7/10/2021 15:31 - Modificado em 7/10/2021 15:34

A Comissão Nacional de Eleições (CNE) deu razão a uma queixa apresentada pela candidatura de Carlos Veiga contra José Maria Neves por este último “incitar a prática de crime eleitoral”, ter surgido em entrevistas a afirmar que não é contra a possibilidade de ser oferecido dinheiro a pessoas para que estas votem, sendo que, se tal acontecer, elas devem mesmo aceitá-lo.

Apesar de a candidatura de José Maria Neves alegar que estas alegações são meras fake news a CNE cita uma passagem de um vídeo de José Maria Neves (na apresentação da candidatura) em que o próprio assume que “se êh dadp dinhero pe ca toma, ate porque dinhero ke êh dado, é riqueza de nôs tudo”.

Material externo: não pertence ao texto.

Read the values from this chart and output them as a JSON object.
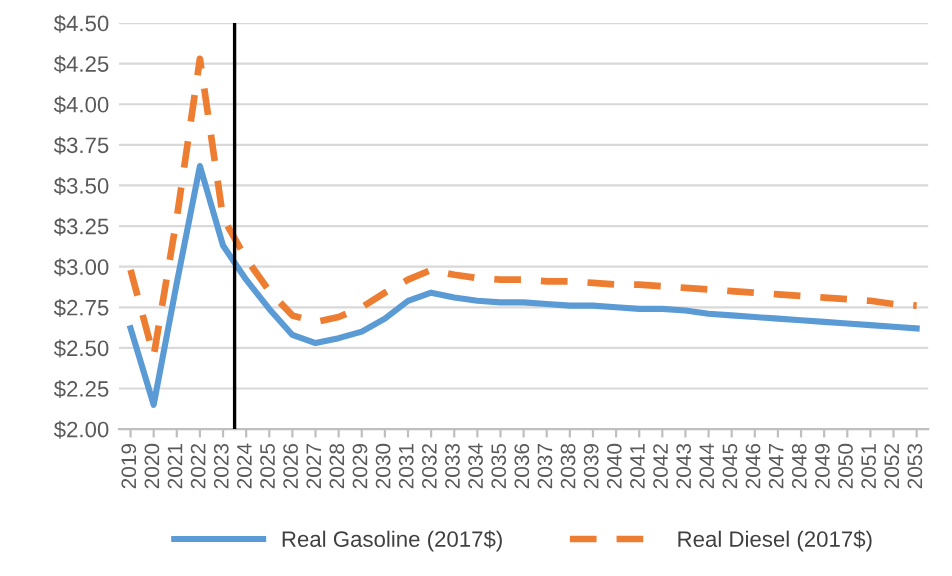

Isso após a CNE, após analisar o vídeo da cerimonia da apresentação da candidatura, que teve lugar na cidade da Praia, no dia 03 de Setembro, e disponível na internet em que José Maria Neves diz que “Sei que ainda tem muitos políticos sem escrúpulos que exploram a vulnerabilidade das pessoas nas vésperas de eleição (…). Eu não digo a ninguém, Se lhes dão dinheiro para não tomarem, até porque dinheiro que é oferecido é, riqueza de todos, é um recurso de todos nós, é património de Cabo Verde… Se é dado podem pedir mais, agora dia de eleição, votem onde o vosso coração mandar, por isso é que o nosso lema é “Djunta Mon Cabeça e Corason (…) ”, em tradução livre.

A CNE entendeu assim que este discurso “é possível de ser entendido da prática, ilegal” de incitamento à compra ou venda de votos, pelo que a liberdade de expressão a que assiste o candidato não é um direito superior à Lei Eleitoral que impede essa prática.

As eleições presidenciais em Cabo Verde realizam-se a 17 de outubro, com um eventual segunda volta marcada para dia 31 do mesmo mês. Contam este ano com um recorde de oito candidatos.